Some have already said such a dummy spit would be childish.
But it is worth considering Verstappen’s comment over his tangle with Hamilton on Sunday.
“I just felt it, as soon as I was going next to him, that he had no intention to leave me space,” said Verstappen.
“And okay, if you don’t live me space, are we just going to collide?”
Something like an irresistible force meeting an immovable object. Verstappen would not pull back and Hamilton would not yield in the Senna Esses at the Interlagos circuit.
“I thought after last year, we maybe forget about it, we can finally race you know,” said Verstappen.
“Because first of all, why I went side by side, I thought okay, let’s have a good race here.
“But then you feel it with a driver, if he’s going to
leave space or not. And there was zero intention to leave me space.”
The stewards thought Verstappen was mostly to blame and gave him a five-second penalty.

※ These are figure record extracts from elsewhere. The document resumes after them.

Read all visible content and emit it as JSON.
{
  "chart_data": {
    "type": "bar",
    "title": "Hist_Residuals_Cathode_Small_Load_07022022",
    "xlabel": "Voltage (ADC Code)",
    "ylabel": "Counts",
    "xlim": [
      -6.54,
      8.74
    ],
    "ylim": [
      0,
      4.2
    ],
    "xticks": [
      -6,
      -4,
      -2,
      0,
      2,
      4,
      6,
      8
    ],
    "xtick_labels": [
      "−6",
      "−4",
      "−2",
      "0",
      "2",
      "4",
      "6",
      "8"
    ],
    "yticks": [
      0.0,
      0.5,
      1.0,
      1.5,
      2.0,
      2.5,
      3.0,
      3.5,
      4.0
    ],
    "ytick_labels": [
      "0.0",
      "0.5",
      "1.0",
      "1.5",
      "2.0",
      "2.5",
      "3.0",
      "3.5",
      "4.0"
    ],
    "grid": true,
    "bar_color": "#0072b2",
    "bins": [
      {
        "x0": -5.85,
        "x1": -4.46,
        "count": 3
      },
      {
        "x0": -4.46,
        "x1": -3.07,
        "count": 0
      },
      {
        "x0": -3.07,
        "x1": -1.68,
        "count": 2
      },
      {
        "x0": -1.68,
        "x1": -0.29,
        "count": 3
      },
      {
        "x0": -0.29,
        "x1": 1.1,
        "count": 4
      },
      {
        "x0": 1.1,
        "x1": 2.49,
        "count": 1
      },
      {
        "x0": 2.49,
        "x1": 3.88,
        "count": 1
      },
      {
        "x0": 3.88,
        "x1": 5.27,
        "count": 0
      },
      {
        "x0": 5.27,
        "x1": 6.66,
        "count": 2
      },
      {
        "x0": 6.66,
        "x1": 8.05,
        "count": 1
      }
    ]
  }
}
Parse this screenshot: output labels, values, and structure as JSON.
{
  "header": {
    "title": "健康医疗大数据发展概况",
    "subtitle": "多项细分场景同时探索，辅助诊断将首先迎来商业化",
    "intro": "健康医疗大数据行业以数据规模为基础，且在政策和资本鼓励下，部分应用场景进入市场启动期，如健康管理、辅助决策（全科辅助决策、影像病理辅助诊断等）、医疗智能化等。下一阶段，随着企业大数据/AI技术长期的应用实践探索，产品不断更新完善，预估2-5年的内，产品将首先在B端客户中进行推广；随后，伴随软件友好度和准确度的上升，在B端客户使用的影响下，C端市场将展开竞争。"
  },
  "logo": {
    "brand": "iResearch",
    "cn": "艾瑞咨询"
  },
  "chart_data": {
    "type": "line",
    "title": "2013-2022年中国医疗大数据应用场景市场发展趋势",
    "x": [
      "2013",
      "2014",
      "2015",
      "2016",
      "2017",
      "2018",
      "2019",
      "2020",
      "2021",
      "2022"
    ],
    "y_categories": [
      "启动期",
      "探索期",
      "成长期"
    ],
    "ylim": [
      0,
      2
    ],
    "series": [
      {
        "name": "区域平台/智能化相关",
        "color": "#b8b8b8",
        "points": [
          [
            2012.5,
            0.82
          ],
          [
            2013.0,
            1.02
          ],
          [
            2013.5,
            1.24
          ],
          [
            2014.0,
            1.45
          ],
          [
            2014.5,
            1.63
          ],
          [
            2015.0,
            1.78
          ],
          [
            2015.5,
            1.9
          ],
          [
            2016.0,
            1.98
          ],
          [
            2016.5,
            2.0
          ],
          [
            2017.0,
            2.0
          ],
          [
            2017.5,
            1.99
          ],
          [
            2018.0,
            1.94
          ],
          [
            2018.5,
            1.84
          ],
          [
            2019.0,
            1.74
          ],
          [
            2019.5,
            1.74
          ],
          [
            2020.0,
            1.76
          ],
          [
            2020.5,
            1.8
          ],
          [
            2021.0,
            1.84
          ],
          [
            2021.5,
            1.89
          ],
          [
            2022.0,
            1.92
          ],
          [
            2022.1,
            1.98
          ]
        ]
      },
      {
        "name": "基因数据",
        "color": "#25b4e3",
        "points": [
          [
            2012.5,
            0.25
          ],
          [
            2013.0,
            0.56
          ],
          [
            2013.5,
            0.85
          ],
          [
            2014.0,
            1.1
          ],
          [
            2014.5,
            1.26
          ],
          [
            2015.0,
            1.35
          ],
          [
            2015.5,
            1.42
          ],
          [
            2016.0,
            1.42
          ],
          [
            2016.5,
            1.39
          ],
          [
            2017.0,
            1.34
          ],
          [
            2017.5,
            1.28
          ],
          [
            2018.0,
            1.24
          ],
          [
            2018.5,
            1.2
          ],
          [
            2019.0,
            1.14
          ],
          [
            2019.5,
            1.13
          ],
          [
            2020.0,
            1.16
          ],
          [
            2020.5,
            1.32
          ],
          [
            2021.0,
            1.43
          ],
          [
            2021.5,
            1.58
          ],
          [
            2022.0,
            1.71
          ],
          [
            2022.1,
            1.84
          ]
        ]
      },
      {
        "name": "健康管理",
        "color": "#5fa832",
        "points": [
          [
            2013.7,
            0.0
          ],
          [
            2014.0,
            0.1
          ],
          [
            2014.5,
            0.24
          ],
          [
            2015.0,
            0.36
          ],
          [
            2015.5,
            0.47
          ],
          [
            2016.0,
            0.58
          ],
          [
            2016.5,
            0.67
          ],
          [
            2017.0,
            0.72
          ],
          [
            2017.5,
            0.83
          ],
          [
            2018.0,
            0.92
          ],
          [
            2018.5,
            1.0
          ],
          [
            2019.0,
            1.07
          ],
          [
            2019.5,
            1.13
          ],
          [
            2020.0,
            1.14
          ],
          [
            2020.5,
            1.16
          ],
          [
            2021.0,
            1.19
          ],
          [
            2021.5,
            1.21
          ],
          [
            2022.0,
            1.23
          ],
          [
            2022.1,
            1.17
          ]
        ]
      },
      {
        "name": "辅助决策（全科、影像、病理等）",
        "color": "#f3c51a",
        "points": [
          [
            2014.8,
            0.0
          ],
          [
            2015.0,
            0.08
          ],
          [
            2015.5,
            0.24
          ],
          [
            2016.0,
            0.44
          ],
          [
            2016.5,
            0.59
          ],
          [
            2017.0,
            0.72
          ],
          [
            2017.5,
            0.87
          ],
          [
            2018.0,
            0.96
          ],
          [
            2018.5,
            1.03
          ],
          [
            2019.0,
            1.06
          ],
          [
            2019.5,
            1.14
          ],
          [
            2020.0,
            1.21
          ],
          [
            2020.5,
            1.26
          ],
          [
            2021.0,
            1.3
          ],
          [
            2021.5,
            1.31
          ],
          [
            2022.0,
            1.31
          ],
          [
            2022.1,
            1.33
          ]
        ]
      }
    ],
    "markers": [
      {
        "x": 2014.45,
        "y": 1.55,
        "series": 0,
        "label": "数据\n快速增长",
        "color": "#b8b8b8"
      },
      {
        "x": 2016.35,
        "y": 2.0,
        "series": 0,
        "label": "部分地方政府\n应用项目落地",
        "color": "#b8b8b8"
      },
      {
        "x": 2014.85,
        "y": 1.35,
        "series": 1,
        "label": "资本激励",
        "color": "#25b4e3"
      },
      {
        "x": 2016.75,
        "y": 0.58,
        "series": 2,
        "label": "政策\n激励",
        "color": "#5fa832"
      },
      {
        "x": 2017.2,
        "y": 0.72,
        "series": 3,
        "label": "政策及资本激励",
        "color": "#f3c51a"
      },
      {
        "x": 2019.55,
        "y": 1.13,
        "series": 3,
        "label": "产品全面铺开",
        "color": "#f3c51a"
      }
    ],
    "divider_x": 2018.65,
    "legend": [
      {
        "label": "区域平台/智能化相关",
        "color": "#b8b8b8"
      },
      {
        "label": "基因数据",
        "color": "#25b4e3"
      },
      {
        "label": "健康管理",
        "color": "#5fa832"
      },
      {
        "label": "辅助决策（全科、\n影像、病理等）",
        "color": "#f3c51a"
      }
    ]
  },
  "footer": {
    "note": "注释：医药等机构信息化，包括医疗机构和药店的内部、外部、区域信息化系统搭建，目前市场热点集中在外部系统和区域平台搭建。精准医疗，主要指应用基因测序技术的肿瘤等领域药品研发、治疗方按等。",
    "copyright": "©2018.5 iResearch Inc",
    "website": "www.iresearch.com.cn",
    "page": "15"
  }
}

Verstappen went to the pits to have his front wing replaced and while Hamilton drove on, he hinted after the race that he thought he could have won had the incident not happened.
“What can I say?” said Hamilton. “You know how it is with Max.”
Hamilton and Mercedes believed they were cheated of the 2021 championship when race director Michael Masi cleared lapped cars between the two drivers while the last laps of the race were being run under a safety car in the last race at Abu Dhabi last year
Verstappen passed Hamilton on fresher tyres and won the race and the championship under the most extraordinary of circumstances.
Masi was stood down by the FIA and has returned to Australia as chairman of the Supercars series.
It remains the most controversial of Formula One issues and will never be forgotten, least of all by the drivers involved.